News: ObjectFilter: AOP Rule Based Object Access

  1. ObjectFilter: AOP Rule Based Object Access (6 messages)

    Brian McCallister ported his object-access security system to aspects. He liked it so much he has released it to the public. ObjectFilter is designed to make sure that particular data doesn't slip through the net, and protected data gets filtered out.

    Example Code
    public void testBlockReference()
        {
            Filter filter = Filter.instance();
            filter.setActor(new Object());
            filter.addRules(Teacher.class, new Rules()
            {
                public boolean allow(Object actor, Object instance)
                {
                    return false;
                }
            });

            Teacher mr_brown = new Teacher("Mr. Brown");
            ClassRoom english = new ClassRoom(mr_brown);
            assertNull(english.getTeacher());
        }

        public void testAllowReference()
        {
            Filter filter = Filter.instance();
            filter.setActor(new Object());
            filter.addRules(Teacher.class, new Rules()
            {
                public boolean allow(Object actor, Object instance)
                {
                    return true;
                }
            });

            Teacher mr_smith = new Teacher("Mr. Smith");
            ClassRoom english = new ClassRoom(mr_smith);
            assertEquals(mr_smith, english.getTeacher());
        }
    Read more in ObjectFilter: AOP Rule Based Object Access

    ObjectFilter Test Object Model

    Threaded Messages (6)

  2. Am I missing the point...[ Go to top ]
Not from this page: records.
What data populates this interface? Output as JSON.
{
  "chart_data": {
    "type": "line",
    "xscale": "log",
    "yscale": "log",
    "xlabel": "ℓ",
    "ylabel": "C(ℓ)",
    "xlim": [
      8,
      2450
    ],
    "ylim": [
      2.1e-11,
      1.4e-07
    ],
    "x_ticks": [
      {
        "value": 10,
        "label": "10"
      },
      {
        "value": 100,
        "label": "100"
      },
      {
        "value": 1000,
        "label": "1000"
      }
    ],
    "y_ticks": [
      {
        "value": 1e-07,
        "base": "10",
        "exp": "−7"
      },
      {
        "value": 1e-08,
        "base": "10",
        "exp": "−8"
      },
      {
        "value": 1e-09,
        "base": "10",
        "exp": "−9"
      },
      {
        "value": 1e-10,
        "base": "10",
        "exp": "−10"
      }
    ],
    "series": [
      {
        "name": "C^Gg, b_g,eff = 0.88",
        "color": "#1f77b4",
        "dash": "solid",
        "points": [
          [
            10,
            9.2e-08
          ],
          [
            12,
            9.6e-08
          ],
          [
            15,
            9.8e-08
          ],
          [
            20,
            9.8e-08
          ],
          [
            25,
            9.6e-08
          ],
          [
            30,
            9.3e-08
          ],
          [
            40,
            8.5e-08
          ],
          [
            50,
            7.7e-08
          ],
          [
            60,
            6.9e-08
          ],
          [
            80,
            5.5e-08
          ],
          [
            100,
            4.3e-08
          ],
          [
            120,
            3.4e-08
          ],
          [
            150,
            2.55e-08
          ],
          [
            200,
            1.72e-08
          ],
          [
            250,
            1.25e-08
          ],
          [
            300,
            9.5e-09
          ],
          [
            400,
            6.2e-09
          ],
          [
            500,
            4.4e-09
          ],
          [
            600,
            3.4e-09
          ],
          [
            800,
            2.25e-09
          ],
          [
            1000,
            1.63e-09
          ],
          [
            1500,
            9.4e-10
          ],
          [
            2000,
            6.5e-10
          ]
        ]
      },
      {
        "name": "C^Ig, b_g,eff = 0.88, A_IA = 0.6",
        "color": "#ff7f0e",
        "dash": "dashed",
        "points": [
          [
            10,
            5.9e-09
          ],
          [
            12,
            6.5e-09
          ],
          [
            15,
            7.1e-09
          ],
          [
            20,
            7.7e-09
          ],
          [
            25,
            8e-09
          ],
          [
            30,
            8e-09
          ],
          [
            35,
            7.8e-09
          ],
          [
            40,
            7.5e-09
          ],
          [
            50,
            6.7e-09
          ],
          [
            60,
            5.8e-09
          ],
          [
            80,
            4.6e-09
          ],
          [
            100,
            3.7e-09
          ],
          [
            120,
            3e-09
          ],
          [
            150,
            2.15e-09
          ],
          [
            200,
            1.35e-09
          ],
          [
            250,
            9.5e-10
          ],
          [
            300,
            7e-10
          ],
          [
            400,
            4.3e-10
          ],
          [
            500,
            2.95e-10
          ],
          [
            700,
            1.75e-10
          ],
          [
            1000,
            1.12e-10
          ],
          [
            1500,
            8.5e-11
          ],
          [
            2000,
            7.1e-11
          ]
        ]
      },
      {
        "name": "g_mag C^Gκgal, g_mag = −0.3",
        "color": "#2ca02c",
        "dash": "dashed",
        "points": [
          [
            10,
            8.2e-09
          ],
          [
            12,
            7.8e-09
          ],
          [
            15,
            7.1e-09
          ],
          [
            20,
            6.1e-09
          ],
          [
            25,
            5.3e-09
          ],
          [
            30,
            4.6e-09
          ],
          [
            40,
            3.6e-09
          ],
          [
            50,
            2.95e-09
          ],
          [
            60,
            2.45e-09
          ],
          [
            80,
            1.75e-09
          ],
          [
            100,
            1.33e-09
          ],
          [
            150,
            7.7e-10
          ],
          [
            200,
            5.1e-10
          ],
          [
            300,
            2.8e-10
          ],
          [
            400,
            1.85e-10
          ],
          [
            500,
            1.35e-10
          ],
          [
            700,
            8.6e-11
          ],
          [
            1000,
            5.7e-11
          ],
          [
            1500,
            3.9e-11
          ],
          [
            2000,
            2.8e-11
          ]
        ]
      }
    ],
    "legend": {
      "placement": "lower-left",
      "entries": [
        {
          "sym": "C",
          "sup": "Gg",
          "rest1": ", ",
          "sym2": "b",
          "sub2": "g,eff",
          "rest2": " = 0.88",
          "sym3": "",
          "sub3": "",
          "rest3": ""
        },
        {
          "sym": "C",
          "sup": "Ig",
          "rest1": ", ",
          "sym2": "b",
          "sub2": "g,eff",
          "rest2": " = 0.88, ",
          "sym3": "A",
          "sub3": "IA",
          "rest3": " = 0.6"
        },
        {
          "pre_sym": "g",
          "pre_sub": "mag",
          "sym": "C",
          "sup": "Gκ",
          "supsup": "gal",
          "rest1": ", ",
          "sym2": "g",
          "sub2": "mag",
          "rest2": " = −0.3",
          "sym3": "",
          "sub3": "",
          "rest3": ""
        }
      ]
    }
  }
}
    I am failing to see how this example uses AOP, I am also failing to see why one would want to use it. And finally, I fail to see how it filters "objects" as in "objects are things with a unique identity". It must base its filtering on something (rules) that usually work on attributes, position in a list etc. but not on object identity.
  3. Am I missing the point...[ Go to top ]
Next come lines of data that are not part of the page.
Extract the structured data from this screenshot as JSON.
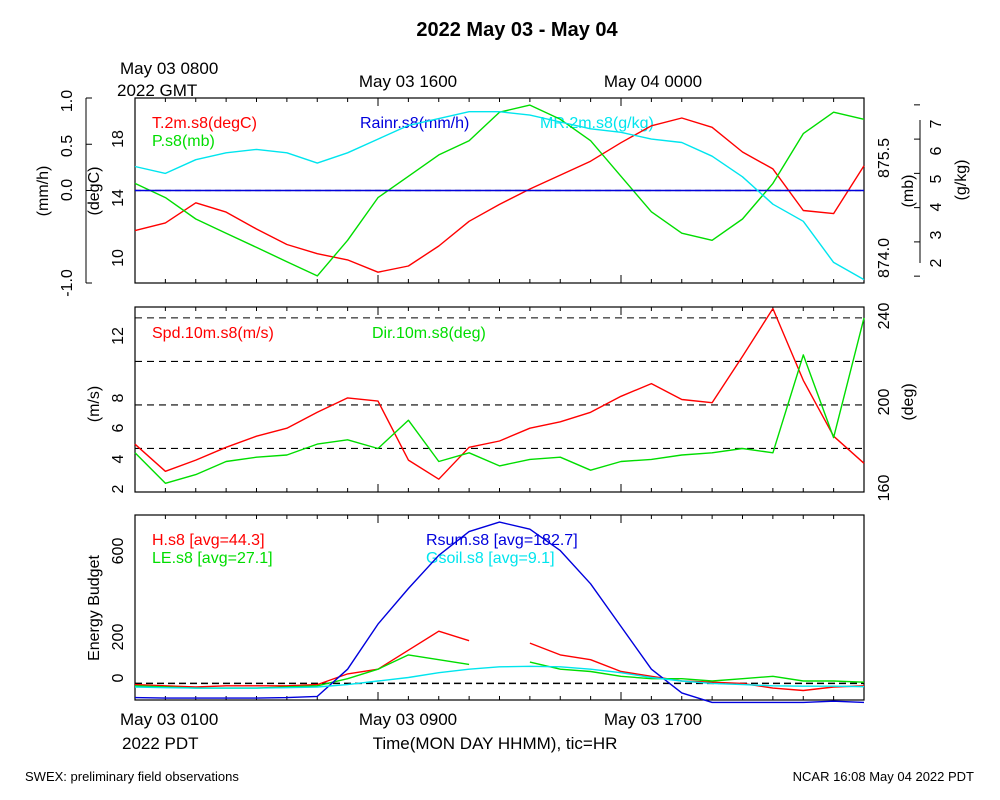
{
  "header": {
    "title": "2022 May 03 - May 04"
  },
  "footer": {
    "left_note": "SWEX: preliminary field observations",
    "right_note": "NCAR 16:08 May 04 2022 PDT"
  },
  "colors": {
    "red": "#ff0000",
    "green": "#00dd00",
    "blue": "#0000dd",
    "cyan": "#00e5ee",
    "black": "#000000"
  },
  "chart_data": [
    {
      "type": "line",
      "top_axis": {
        "labels": [
          "May 03 0800",
          "May 03 1600",
          "May 04 0000"
        ],
        "sublabel": "2022 GMT"
      },
      "axes": {
        "rain": {
          "label": "(mm/h)",
          "ticks": [
            "-1.0",
            "0.0",
            "0.5",
            "1.0"
          ],
          "ylim": [
            -1.0,
            1.0
          ]
        },
        "temp": {
          "label": "(degC)",
          "ticks": [
            "10",
            "14",
            "18"
          ],
          "ylim": [
            8.5,
            20.5
          ]
        },
        "pressure": {
          "label": "(mb)",
          "ticks": [
            "874.0",
            "875.5"
          ],
          "ylim": [
            873.8,
            876.4
          ]
        },
        "mixing_ratio": {
          "label": "(g/kg)",
          "ticks": [
            "2",
            "3",
            "4",
            "5",
            "6",
            "7"
          ],
          "ylim": [
            1.8,
            7.2
          ]
        }
      },
      "legend": [
        {
          "label": "T.2m.s8(degC)",
          "color": "#ff0000"
        },
        {
          "label": "P.s8(mb)",
          "color": "#00dd00"
        },
        {
          "label": "Rainr.s8(mm/h)",
          "color": "#0000dd"
        },
        {
          "label": "MR.2m.s8(g/kg)",
          "color": "#00e5ee"
        }
      ],
      "x_hours": [
        0,
        1,
        2,
        3,
        4,
        5,
        6,
        7,
        8,
        9,
        10,
        11,
        12,
        13,
        14,
        15,
        16,
        17,
        18,
        19,
        20,
        21,
        22,
        23,
        24
      ],
      "series": [
        {
          "name": "T.2m.s8(degC)",
          "axis": "temp",
          "values": [
            11.9,
            12.4,
            13.7,
            13.1,
            12.0,
            11.0,
            10.4,
            10.0,
            9.2,
            9.6,
            10.9,
            12.5,
            13.6,
            14.6,
            15.5,
            16.4,
            17.6,
            18.7,
            19.2,
            18.6,
            17.0,
            15.9,
            13.2,
            13.0,
            16.1
          ]
        },
        {
          "name": "P.s8(mb)",
          "axis": "pressure",
          "values": [
            875.2,
            875.0,
            874.7,
            874.5,
            874.3,
            874.1,
            873.9,
            874.4,
            875.0,
            875.3,
            875.6,
            875.8,
            876.2,
            876.3,
            876.1,
            875.8,
            875.3,
            874.8,
            874.5,
            874.4,
            874.7,
            875.2,
            875.9,
            876.2,
            876.1
          ]
        },
        {
          "name": "Rainr.s8(mm/h)",
          "axis": "rain",
          "values": [
            0,
            0,
            0,
            0,
            0,
            0,
            0,
            0,
            0,
            0,
            0,
            0,
            0,
            0,
            0,
            0,
            0,
            0,
            0,
            0,
            0,
            0,
            0,
            0,
            0
          ]
        },
        {
          "name": "MR.2m.s8(g/kg)",
          "axis": "mixing_ratio",
          "values": [
            5.2,
            5.0,
            5.4,
            5.6,
            5.7,
            5.6,
            5.3,
            5.6,
            6.0,
            6.4,
            6.6,
            6.8,
            6.8,
            6.7,
            6.5,
            6.3,
            6.2,
            6.0,
            5.9,
            5.5,
            4.9,
            4.1,
            3.6,
            2.4,
            1.9
          ]
        }
      ]
    },
    {
      "type": "line",
      "axes": {
        "speed": {
          "label": "(m/s)",
          "ticks": [
            "2",
            "4",
            "6",
            "8",
            "12"
          ],
          "ylim": [
            2,
            13.6
          ]
        },
        "direction": {
          "label": "(deg)",
          "ticks": [
            "160",
            "200",
            "240"
          ],
          "ylim": [
            160,
            245
          ]
        }
      },
      "reference_lines_deg": [
        160,
        180,
        200,
        220,
        240
      ],
      "legend": [
        {
          "label": "Spd.10m.s8(m/s)",
          "color": "#ff0000"
        },
        {
          "label": "Dir.10m.s8(deg)",
          "color": "#00dd00"
        }
      ],
      "x_hours": [
        0,
        1,
        2,
        3,
        4,
        5,
        6,
        7,
        8,
        9,
        10,
        11,
        12,
        13,
        14,
        15,
        16,
        17,
        18,
        19,
        20,
        21,
        22,
        23,
        24
      ],
      "series": [
        {
          "name": "Spd.10m.s8(m/s)",
          "axis": "speed",
          "values": [
            5.0,
            3.3,
            4.0,
            4.8,
            5.5,
            6.0,
            7.0,
            7.9,
            7.7,
            4.0,
            2.8,
            4.8,
            5.2,
            6.0,
            6.4,
            7.0,
            8.0,
            8.8,
            7.8,
            7.6,
            10.5,
            13.5,
            9.0,
            5.5,
            3.8
          ]
        },
        {
          "name": "Dir.10m.s8(deg)",
          "axis": "direction",
          "values": [
            178,
            164,
            168,
            174,
            176,
            177,
            182,
            184,
            180,
            193,
            174,
            178,
            172,
            175,
            176,
            170,
            174,
            175,
            177,
            178,
            180,
            178,
            223,
            185,
            240
          ]
        }
      ]
    },
    {
      "type": "line",
      "ylabel": "Energy Budget",
      "yticks": [
        "0",
        "200",
        "600"
      ],
      "ylim": [
        -70,
        710
      ],
      "bottom_axis": {
        "labels": [
          "May 03 0100",
          "May 03 0900",
          "May 03 1700"
        ],
        "sublabel": "2022 PDT",
        "xlabel": "Time(MON DAY HHMM), tic=HR"
      },
      "legend": [
        {
          "label": "H.s8 [avg=44.3]",
          "color": "#ff0000"
        },
        {
          "label": "LE.s8 [avg=27.1]",
          "color": "#00dd00"
        },
        {
          "label": "Rsum.s8 [avg=182.7]",
          "color": "#0000dd"
        },
        {
          "label": "Gsoil.s8 [avg=9.1]",
          "color": "#00e5ee"
        }
      ],
      "x_hours": [
        0,
        1,
        2,
        3,
        4,
        5,
        6,
        7,
        8,
        9,
        10,
        11,
        12,
        13,
        14,
        15,
        16,
        17,
        18,
        19,
        20,
        21,
        22,
        23,
        24
      ],
      "series": [
        {
          "name": "H.s8 [avg=44.3]",
          "values": [
            -5,
            -10,
            -15,
            -10,
            -10,
            -10,
            -5,
            40,
            60,
            140,
            220,
            180,
            null,
            170,
            120,
            100,
            50,
            30,
            10,
            5,
            0,
            -20,
            -30,
            -15,
            -10
          ]
        },
        {
          "name": "LE.s8 [avg=27.1]",
          "values": [
            -10,
            -15,
            -20,
            -20,
            -20,
            -15,
            -10,
            20,
            60,
            120,
            100,
            80,
            null,
            90,
            60,
            50,
            30,
            20,
            20,
            10,
            20,
            30,
            10,
            10,
            5
          ]
        },
        {
          "name": "Rsum.s8 [avg=182.7]",
          "values": [
            -60,
            -62,
            -62,
            -62,
            -62,
            -60,
            -55,
            60,
            250,
            400,
            540,
            640,
            680,
            650,
            560,
            420,
            240,
            60,
            -40,
            -80,
            -80,
            -80,
            -80,
            -75,
            -80
          ]
        },
        {
          "name": "Gsoil.s8 [avg=9.1]",
          "values": [
            -15,
            -18,
            -20,
            -20,
            -20,
            -18,
            -15,
            -5,
            10,
            25,
            45,
            60,
            70,
            72,
            70,
            60,
            45,
            25,
            10,
            0,
            -5,
            -10,
            -12,
            -12,
            -14
          ]
        }
      ]
    }
  ]
}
    I am failing to see how this example uses AOP
    It seems pretty straight forward to me. The Collection filter and the Reference filter define a pointcut on returnedBy(), and invoke Filter.allow() on the returned objects. I think it safely qualifies as AOP. It seems a lot more powerful and simpler than the security framework supplied by J2EE.

    Also, I like the trend where people are describing their Aspects like Brian's Security aspect and Jon's Undo Aspect (http://blogs.codehaus.org/people/tirsen/archives/000690_undo_in_aspectj.html) using test cases. It shows how expressive a well-written test case can be as opposed to pieceing together a bunch of .aj and .java files.
  4. AOP[ Go to top ]

    How it uses AOP:
    Umh, go download the tarball and look at the implementation =)

    Why use it?
    http://bank.example.com/getAccountInfo?accountID=776234

    Sure the bank puts safeguards against this. It is disturbing how often these are circumvented. This is a safeguard that is particularly difficult to circumvent.

    Filtering Objects and Rules
    Umh, it allows the client code to access them or not access them based on the rules. The sample rules are pretty pointless. They are tests with only one output. Take a rules system which allows you to, say, populate bean properties into the working memory, use that to assert the values on the instance and actor. Run the rules, examine the memory for the pass/fail info. That might be one way to use it =)

    -Brian
  5. AOP and rules[ Go to top ]

    Take a rules system which allows you to, say, populate bean properties into the working memory, use that to assert the values on the instance and actor. Run the rules, examine the memory for the pass/fail info. That might be one way to use it =)-Brian
    For a concrete example of using rules system with AspectJ, you may want to look at Chapter 12 of my book AspectJ in Action. I use Jess rule engine along with aspects to implement business rule. Source code is available for download at http://www.manning.com/catalog/view.php?book=laddad&item=source
  6. Ramnivas's Book[ Go to top ]

    I'll second the above comment -- Ramnivas Laddad's book is spectacular (even if he is pimping it himself here ;-)

    -Brian
  7. The bank and the rules[ Go to top ]

    The bad thing is of course, that if a bank uses a rules engine to manage access to accounts it will probably screw up any audit imposed upon it.

    It is not a safeguard that is difficult to circumvent! It is rather one that is easy to impose (and hard to forget to). This is a fundamental difference.